The world’s deadliest stampedes
At least 44 people were crushed to death Friday in a stampede at a densely packed Jewish pilgrimage site in northern Israel, one of the worst tragedies in the country’s history.
Here are some of the deadliest stampedes in recent decades — all at religious gatherings.
Worst-ever hajj disaster
More than 2,300 worshippers were killed at the annual Islamic pilgrimage to the holy city of Mecca in 2015 after a stampede during the “stoning of the devil” ritual in Mina on September 24.
It was the worst hajj disaster ever.
Pilgrims from 30 countries perished though Saudi Arabia never updated an initial death toll of 769.
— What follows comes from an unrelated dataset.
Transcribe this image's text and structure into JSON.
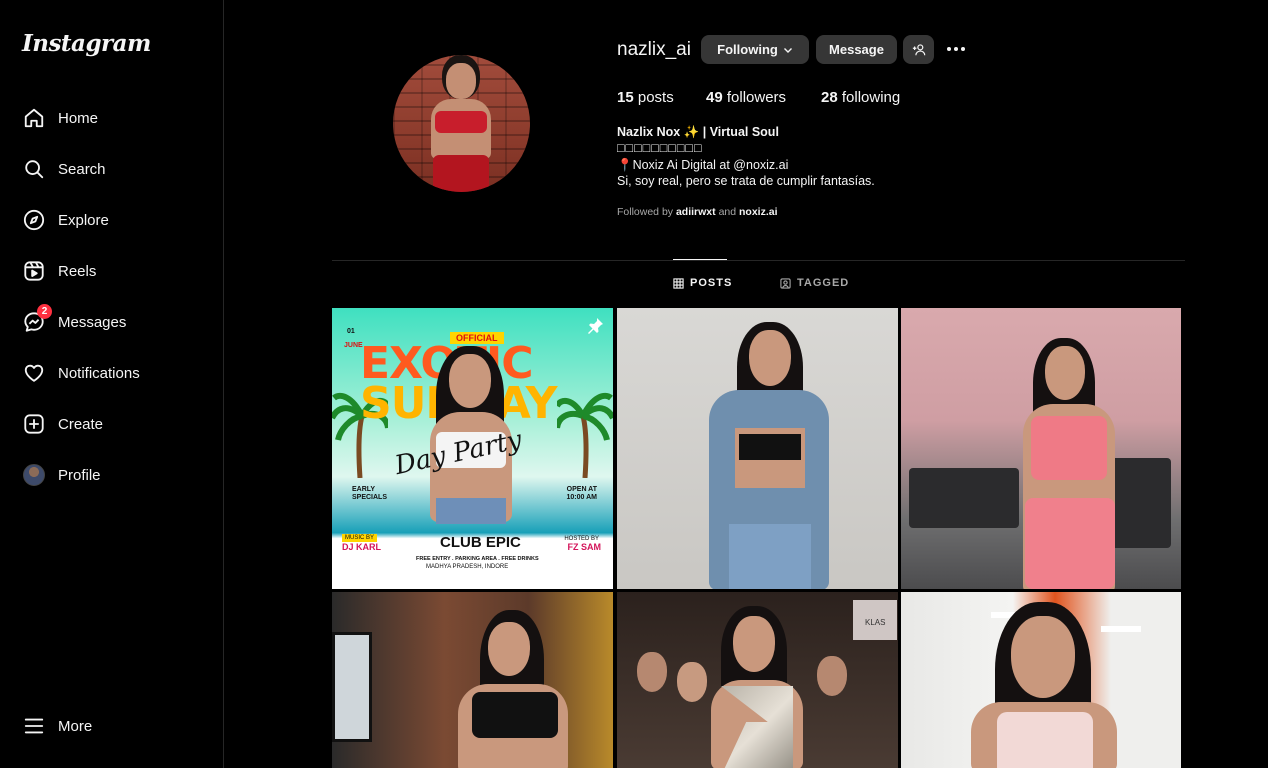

In another hajj tragedy, 1,426 mostly Asian pilgrims perished on July 2, 1990, trampled underfoot and asphyxiated in a tunnel at Mina after a ventilation system failed.
The pilgrims from Malaysia, Indonesia and Pakistan were also there for the ritual stoning of the devil.
According to the authorities, panic set in inside an already hugely overcrowded tunnel when seven pilgrims fell from a bridge.
Witnesses said a power outage paralysed the tunnel’s two powerful ventilators.
Two stampedes in as many months in India in 2008 left more than 370 Hindus dead.
At the first in August, about 150 worshippers, many of them children, were killed in a temple stampede in northern Himachal Pradesh state.
Then a month later some 224 died as the faithful rushed to reach a hilltop temple in the northern city of Jodhpur.
Further stampedes during Hindu pilgrimages in Kerala in 2011 and Madhya Pradesh two years claimed 217 lives.
Bloody day in Baghdad
Some 1,000 people died in a stampede on the Al-Aimmah bridge over the Tigris River in Baghdad during a Shia pilgrimage in 2005.
Hundreds of women, children and elderly people were trampled underfoot or jumped to their deaths after a panic sparked by rumours that a suicide bomber was among the vast crowd.